December 10, 2010
life in financial markets & journalism: ratan tata needs to improve himself first
Rata Tata lives in an illusionary world of his own making where twisting and distorting the truth is a daily necessity. Its been many years since I could not but help to realise that this man, like many of his peers in Indian and world industry, does not merit the flattering write-ups by senior editors and journalists in Indian and world media (which, by the way, still continues shamelessly by some newspapers, magazines and television channels despite all the recent exposes as per the conscious decisions of their editor-in-chiefs).
As a journalist, I am amused when I see many media editors harp about integrity in journalism and then go on to practise insidious journalism, executed very cunningly. I have written about this a couple of times in my blog but it needs to be stated again: editor-in-chiefs in a majority of media organisations in India hold large amounts of power without any accountability to any one. Unfortunately, majority of the readers and viewers of Indian media choose not to notice this.
Anwyay, there is a good write-up by a columnist at Outlook magazine's website putting Rata Tata's recent statements to media in an insightful perspective. I share it below.
The Banana Sheiks
The Niira Radia tapes have firmly put the spotlight of adverse attention on politics and the media. But surprisingly, the loudest voice of protest—which is also a claim of innocence and a warning that the focus on the mud-smeared keeps attention off the real beasts in the 2G story—has come from India Inc. Ratan Tata, head of the Tata group and Radia’s foremost client, calls the leaked tapes “unauthorised” and their publication and the subsequent buzz “a smokescreen” for the real scam. He has asked the government to book those guilty in the 2G scam “but stop this banana republic kind of attack”.
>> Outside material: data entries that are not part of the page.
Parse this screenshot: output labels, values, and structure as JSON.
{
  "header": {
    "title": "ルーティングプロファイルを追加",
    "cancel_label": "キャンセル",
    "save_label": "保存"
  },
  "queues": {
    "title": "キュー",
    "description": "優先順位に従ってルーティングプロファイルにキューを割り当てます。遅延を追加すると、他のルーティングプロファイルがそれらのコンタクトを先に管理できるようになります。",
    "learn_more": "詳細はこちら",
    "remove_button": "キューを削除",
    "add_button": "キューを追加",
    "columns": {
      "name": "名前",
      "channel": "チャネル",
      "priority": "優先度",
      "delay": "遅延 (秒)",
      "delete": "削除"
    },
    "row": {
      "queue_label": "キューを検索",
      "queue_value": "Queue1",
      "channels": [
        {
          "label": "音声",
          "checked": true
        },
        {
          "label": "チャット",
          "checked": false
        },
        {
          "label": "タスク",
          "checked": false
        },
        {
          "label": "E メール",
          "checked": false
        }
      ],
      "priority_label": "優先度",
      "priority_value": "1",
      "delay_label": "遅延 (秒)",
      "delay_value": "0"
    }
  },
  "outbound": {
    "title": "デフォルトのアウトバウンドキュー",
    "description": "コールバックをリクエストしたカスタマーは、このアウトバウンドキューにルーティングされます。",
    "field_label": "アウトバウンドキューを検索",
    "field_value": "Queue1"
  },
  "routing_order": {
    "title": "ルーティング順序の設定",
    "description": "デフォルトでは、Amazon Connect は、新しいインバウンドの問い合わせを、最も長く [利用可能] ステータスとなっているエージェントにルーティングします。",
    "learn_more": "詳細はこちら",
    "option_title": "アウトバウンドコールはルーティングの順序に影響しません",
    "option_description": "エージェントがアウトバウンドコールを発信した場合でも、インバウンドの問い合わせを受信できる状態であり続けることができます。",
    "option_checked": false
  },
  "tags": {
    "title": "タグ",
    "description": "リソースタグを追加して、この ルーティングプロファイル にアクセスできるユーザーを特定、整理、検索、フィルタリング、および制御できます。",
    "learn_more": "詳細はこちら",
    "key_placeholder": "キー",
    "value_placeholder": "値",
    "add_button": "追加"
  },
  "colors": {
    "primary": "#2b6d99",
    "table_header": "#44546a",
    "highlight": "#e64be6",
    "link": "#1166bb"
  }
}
For this paragon of propriety, rightly affronted by the breach of privacy, the whistle-blowing that brought the tapes into the open is symptomatic of a “banana republic”—never mind that it exposes the nexus between business, bureaucracy and the media. He has even enlightened us, in the course of a television interview, on what happens in banana republics: “Banana republics are run on cronyism. People of great power wield great power. People with less power, or those who are not in power, go to jail without adequate evidence or their bodies are found in the trunks of cars.” Sounds like one of the many cautionary notes wise men pronounce regarding the conditions the country could slide into if the rule of law is not upheld. But listen to those words, coming from a powerful industrialist, from the perspective of a whistle-blower, presumably someone with “less power”, and you would be forgiven for reading a threat between those lines.
Something good may come of it, after all, for the great man has helped us with the diagnosis by telling us how banana republics work—through cronyism, which has been on ample display in those very tapes he despises, though the more precise term for what the tapes reveal would be crony capitalism. What the cag report on 2G and the tapes reveal is the sale of spectrum at throwaway prices, changes in eligibility and procedural criteria to favour a few chosen ones, windfall gains through sale of equity and resale of spectrum, cartelisation through cross-holdings in supposedly rival companies, and lobbying for the appointment of a minister whose decisions made all that possible. They also hint at money-laundering, bribery and manipulation of policy, administration, the media and even the judiciary in matters like aviation and the quarrel over natural gas between the Ambani brothers. The primary driver in all this is capital: it is corporate houses that employ lobbyists to cozy up to politicians, bureaucrats and the media; it is corporate houses that cultivate and invest in these groups in order to corner windfalls. Corporate houses, therefore, cannot claim victimhood in a kleptocracy of their creation.
The diagnosis is for the UPA-2 government, professed champion of inclusive growth and the aam aadmi, to understand and act upon. For it’s crony capitalism that has driven the miracle growth rate of close to nine per cent. Rajeev Chandrashekhar, a Rajya Sabha MP and former FICCI president, has pointed out that agriculture has grown at a dismal one per cent and manufacturing at no more than three per cent. The so-called miracle has been achieved through phenomenal growth in mining, real estate, construction. Recent scams—Adarsh, CWG, the Bellary brothers’ many depredations, Yediyurappa’s land largesses to relatives, and not the least, the 2G scam itself—are strong enough indications of the profitable webs big business casts.
The public revulsion these scams have evoked should be a wake-up call. Pointing to bigger stains on the clothes of the opposition will not be enough to save this dispensation. Governments that were complacent about corruption were overthrown despite a decimated and vanquished opposition in the wake of the Jayaprakash Narayan movement in the 1970s and the Bofors disclosures in the late 1980s. The scale of robbery this time has been revealed to be so high, its execution so systematic, that it will take much more than window-dressing to save the government—and much more important—the poor who live in hope.
When the licence-permit raj was disbanded, ushering in liberalisation and globalisation and the promise of plenty, it was said cronyism would come to an end: anyone with initiative could compete on a level playing field. How mythical this is the robber barons of big capital have just driven home to us. The real smokescreen—one Ratan Tata is unlikely to warn against—is the neo-liberal rhetoric that shields crony capitalism and allows it to stealthily profit by influencing policy and leave India’s poor with empty bowls.